ALPER TEMİZ - Sokak köpeklerinin uyutulmasına yönelik hazırlanan ve TBMM'ye sunulacak olan tasarı, pozitif hukuk, etik ve Anadolu kültürünün ilerlediği noktaya dair çarpıcı detaylar sunuyor. Konunun tartışılması dahi, toplumun büyük bir kesimi tarafından ayıplanırken, tartışmalar, geçmişe dönük olarak da farklı boyutlara evriliyor.

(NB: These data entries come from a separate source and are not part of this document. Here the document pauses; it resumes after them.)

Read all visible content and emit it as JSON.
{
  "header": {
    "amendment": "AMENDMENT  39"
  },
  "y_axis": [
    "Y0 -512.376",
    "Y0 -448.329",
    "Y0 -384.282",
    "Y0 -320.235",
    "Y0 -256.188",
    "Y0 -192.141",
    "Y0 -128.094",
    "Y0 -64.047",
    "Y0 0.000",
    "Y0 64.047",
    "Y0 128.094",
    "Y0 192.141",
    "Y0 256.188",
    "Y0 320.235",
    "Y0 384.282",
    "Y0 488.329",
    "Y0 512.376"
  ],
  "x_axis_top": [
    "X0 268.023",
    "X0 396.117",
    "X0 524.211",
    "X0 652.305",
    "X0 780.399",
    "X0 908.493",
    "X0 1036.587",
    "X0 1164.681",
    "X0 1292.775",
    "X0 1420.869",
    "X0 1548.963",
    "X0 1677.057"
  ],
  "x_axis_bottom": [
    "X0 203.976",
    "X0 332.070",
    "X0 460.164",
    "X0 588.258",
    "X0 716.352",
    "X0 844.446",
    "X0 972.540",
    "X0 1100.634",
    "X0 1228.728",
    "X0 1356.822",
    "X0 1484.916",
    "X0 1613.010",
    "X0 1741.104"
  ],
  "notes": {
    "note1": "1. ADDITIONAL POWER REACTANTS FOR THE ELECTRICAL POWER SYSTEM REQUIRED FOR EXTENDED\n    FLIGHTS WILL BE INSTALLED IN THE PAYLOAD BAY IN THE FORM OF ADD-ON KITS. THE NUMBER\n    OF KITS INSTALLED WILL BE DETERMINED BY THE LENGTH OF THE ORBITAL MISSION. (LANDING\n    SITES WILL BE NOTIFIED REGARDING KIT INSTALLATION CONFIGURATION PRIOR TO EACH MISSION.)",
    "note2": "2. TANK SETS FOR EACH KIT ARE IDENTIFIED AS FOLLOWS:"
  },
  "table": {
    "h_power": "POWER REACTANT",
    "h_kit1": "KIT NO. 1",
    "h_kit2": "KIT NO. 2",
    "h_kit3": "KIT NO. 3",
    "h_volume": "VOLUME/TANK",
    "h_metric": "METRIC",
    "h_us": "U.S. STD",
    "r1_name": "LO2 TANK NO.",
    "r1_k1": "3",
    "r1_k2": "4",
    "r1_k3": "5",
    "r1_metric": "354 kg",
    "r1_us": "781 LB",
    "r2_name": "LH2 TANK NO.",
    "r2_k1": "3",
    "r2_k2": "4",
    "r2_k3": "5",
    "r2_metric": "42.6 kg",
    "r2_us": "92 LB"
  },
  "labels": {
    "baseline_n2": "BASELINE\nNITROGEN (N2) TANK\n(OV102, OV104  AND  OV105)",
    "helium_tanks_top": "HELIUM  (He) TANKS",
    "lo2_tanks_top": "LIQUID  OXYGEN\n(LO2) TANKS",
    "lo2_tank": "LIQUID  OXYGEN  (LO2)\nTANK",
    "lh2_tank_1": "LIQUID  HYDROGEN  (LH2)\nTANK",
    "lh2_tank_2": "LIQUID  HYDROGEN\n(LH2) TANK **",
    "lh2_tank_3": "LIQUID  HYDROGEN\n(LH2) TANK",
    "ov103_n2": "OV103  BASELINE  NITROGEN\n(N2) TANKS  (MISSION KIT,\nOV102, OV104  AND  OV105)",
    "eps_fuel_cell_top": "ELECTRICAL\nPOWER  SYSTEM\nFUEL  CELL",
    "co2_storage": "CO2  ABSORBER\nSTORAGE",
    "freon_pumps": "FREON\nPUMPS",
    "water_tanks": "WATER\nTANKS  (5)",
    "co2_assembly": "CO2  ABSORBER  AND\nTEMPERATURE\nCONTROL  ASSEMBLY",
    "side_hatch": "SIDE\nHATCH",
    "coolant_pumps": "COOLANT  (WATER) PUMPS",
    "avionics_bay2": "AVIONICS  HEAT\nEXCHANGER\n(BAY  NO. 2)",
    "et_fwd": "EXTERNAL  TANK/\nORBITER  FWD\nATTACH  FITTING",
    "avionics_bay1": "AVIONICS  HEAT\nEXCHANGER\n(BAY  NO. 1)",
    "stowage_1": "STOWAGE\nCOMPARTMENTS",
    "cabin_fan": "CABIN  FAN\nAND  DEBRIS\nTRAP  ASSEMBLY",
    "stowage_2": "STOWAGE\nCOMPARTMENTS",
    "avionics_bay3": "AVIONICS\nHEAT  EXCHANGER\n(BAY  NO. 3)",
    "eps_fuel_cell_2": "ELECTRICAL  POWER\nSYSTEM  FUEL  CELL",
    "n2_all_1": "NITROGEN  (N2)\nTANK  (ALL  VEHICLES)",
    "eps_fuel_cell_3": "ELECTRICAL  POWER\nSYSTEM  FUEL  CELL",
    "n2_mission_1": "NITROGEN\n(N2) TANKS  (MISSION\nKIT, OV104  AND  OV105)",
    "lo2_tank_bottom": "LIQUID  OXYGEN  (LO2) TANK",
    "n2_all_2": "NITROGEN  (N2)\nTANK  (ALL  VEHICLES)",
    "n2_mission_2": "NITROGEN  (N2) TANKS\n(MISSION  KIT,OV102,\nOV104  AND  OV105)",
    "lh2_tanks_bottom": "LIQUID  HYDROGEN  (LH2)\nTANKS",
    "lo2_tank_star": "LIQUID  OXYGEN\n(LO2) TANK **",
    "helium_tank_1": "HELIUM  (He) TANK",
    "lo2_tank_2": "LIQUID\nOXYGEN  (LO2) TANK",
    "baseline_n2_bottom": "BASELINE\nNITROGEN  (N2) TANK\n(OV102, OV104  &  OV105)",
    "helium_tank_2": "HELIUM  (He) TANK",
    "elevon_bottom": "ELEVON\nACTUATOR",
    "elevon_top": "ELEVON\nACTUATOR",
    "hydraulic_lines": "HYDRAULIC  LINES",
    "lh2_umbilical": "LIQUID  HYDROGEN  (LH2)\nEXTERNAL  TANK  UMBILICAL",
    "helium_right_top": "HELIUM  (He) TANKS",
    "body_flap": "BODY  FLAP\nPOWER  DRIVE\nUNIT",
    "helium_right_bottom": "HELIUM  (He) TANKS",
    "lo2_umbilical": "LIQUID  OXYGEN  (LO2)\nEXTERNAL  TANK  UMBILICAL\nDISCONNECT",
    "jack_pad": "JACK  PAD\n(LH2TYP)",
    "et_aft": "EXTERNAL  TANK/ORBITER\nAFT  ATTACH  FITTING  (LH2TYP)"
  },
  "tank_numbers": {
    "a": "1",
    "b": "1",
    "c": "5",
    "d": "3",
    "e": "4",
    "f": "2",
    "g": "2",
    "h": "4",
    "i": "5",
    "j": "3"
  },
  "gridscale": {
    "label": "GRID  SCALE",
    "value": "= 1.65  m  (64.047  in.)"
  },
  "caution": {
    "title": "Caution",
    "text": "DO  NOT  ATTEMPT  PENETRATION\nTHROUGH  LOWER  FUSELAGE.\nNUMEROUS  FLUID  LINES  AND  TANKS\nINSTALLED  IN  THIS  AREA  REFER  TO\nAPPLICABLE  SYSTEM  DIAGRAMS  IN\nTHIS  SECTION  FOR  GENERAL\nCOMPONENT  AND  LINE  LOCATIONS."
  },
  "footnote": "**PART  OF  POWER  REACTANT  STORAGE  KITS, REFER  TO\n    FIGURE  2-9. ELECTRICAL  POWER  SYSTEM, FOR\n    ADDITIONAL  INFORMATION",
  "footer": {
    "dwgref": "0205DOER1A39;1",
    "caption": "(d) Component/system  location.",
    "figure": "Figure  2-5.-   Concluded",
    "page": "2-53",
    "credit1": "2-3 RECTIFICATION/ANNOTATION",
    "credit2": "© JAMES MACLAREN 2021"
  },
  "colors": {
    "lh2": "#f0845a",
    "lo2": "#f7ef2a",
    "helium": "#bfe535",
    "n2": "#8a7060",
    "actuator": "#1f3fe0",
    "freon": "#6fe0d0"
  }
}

30 yıllık imamlık döneminde, 10 yıl boyunca tarikat ve cemaatlerde görev alan ve “Allah’ı Arayan İmam”, “Labirentten  Çıkış”, "Sonsuza Uzanan Hayatlar" ve "Gökte Açılan Kapı Alfa" adlı kitaplarla Türkiye'de büyük yankı uyandıran Mehmet Tekeci, 'uyutma' konusuna dair Son Mühür'e çarpıcı açıklamalarda bulundu. İlahiyat çevresinin, sokak köpeklerinin uyutulması tartışmasına dair büründüğü suskunluk ile geçmişte başka ülkelerde yaşanan hayvan katliamları hakkında yine aynı çevreden gelen tepkileri karşılaştıran Mehmet Tekeci, "Dini ikiyüzlülüğün en somut ve en çarpıcı örneğiyle yüz yüzeyiz, hatta doruk noktasındayız" diyor.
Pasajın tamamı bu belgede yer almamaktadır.